Farad’n and Jessica arrive in Arrakeen for the betrothal ceremony and visit Alia’s chambers to observe The Preacher’s sermon from her balcony. In the city plaza, The Preacher publicly condemns Alia of blasphemy, and one of her priest guards kills him. The death of Muad’Dib stirs the crowds, and Alia’s guards quickly lock the doors to her chambers. Leto breaks down the massive doors and enters with Ghanima. He invokes the words that awaken her from her self-hypnosis, and the twins proceed with their plans. Leto battles Alia, who cries out in a mixture of desperate pleas for her mother’s help and a chorus of ancestral voices vying to control her mind. Defying the Baron’s commands in her head to stop, Alia jumps out her balcony window to her death.

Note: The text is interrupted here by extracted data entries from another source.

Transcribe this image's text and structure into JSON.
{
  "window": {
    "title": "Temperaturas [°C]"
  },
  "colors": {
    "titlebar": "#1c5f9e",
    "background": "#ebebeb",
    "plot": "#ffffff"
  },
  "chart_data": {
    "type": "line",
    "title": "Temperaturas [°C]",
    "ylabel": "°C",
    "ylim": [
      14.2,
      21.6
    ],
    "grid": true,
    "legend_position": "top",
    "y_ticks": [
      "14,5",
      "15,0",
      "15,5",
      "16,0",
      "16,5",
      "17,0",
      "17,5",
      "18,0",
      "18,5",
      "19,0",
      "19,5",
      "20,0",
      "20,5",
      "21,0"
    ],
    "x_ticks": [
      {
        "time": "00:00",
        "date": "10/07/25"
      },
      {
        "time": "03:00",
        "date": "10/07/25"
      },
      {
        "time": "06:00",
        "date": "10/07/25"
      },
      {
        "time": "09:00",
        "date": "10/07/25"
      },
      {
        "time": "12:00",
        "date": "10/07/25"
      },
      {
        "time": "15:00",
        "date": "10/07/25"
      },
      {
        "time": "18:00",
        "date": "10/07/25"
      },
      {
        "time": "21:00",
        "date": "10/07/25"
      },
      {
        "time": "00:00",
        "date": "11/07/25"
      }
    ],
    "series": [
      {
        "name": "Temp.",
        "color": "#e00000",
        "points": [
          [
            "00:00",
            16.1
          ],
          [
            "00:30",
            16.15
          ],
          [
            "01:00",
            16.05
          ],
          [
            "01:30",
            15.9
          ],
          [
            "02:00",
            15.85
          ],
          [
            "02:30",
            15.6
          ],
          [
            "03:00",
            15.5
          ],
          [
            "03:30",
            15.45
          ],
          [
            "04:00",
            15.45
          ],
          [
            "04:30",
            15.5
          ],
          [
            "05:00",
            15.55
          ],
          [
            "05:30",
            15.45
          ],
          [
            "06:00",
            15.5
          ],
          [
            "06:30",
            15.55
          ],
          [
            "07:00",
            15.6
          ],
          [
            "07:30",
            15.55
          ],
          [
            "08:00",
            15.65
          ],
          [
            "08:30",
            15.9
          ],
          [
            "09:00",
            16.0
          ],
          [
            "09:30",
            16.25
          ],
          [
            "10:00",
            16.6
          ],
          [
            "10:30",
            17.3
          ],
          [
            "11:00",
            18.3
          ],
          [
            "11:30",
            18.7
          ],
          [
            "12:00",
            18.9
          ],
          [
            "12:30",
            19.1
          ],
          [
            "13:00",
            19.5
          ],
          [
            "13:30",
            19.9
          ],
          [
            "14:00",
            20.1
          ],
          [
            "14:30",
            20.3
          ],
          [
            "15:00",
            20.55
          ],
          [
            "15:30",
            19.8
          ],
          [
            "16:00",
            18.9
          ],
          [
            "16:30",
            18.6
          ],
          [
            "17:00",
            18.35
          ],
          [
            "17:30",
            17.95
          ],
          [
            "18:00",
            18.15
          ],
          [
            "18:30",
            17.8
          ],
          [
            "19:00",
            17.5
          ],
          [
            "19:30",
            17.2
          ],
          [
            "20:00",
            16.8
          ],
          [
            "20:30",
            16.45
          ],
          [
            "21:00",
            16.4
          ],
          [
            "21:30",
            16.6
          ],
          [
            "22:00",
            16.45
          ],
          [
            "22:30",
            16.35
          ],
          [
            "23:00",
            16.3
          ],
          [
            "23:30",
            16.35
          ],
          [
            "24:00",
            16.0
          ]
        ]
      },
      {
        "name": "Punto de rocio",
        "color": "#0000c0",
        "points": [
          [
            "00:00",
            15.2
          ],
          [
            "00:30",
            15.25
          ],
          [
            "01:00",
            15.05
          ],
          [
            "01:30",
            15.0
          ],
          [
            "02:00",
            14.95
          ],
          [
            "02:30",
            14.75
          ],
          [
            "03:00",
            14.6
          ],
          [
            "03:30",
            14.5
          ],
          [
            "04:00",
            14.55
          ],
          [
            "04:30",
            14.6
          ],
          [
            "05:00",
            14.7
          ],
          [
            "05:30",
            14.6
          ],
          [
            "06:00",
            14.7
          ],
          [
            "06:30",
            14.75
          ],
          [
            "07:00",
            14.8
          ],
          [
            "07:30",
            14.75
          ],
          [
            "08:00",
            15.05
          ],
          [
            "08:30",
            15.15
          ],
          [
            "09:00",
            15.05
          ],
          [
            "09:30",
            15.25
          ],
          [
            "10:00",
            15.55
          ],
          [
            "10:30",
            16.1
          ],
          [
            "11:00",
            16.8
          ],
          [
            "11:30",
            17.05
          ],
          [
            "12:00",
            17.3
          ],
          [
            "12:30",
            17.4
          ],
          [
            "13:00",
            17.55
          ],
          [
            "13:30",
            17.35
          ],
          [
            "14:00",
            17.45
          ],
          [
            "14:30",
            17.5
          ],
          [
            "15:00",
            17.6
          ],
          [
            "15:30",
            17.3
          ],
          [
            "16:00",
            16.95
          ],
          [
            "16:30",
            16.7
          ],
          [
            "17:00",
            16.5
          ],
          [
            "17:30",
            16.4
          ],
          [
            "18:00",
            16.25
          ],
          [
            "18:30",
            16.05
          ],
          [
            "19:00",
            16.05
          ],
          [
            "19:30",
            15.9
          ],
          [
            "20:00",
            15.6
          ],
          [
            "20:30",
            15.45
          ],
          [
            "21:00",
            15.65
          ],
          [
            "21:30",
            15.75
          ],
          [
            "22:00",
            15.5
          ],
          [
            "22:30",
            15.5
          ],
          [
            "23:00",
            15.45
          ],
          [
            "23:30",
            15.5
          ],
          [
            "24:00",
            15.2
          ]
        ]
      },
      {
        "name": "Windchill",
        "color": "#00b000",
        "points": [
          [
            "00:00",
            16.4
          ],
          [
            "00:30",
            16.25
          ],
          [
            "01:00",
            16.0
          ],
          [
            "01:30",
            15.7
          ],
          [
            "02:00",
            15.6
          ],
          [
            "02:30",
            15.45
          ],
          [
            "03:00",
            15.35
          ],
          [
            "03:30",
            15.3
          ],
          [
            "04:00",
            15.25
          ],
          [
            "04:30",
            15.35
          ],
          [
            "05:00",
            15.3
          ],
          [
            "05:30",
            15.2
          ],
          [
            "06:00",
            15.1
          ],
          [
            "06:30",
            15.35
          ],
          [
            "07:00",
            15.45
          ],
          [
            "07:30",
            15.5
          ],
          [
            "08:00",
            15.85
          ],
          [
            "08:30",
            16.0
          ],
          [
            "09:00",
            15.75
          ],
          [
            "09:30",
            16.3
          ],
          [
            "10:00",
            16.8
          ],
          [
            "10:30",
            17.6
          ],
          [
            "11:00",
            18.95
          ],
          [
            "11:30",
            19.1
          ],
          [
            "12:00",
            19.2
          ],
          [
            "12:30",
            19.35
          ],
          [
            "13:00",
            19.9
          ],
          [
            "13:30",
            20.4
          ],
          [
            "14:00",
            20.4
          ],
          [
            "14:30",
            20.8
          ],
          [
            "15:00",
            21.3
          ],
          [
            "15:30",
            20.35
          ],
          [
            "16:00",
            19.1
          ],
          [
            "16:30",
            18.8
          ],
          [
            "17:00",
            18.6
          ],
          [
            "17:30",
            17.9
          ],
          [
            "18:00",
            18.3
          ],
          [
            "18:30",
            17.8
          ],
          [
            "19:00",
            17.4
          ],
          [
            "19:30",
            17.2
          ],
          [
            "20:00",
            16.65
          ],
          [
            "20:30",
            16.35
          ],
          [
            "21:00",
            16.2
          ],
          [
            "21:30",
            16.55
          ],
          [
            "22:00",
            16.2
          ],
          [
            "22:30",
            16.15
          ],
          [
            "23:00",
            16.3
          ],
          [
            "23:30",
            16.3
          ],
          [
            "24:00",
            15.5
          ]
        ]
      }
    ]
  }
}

Leto assumes the throne in his new skin as God Emperor. He rules following the pharaonic model and marries his sister Ghanima. He takes over the Bene Gesserit breeding program, and then he instructs Farad’n to live as Ghanima’s consort to secretly father her children and thus continue the Atreides line. Leto explains the final stages of the Golden Path: The sandworms will become extinct in 200 years, granting him full control over the remaining stockpiles of spice. For 4,000 years, he will reign as a tyrant with the intentions of conditioning humanity to resist absolute rule and survive an apocalyptic war at the end of the universe. After his rule, he will metamorphose into a giant sandworm and dive into the sand, ushering in a new era of human survival and the return of the worms.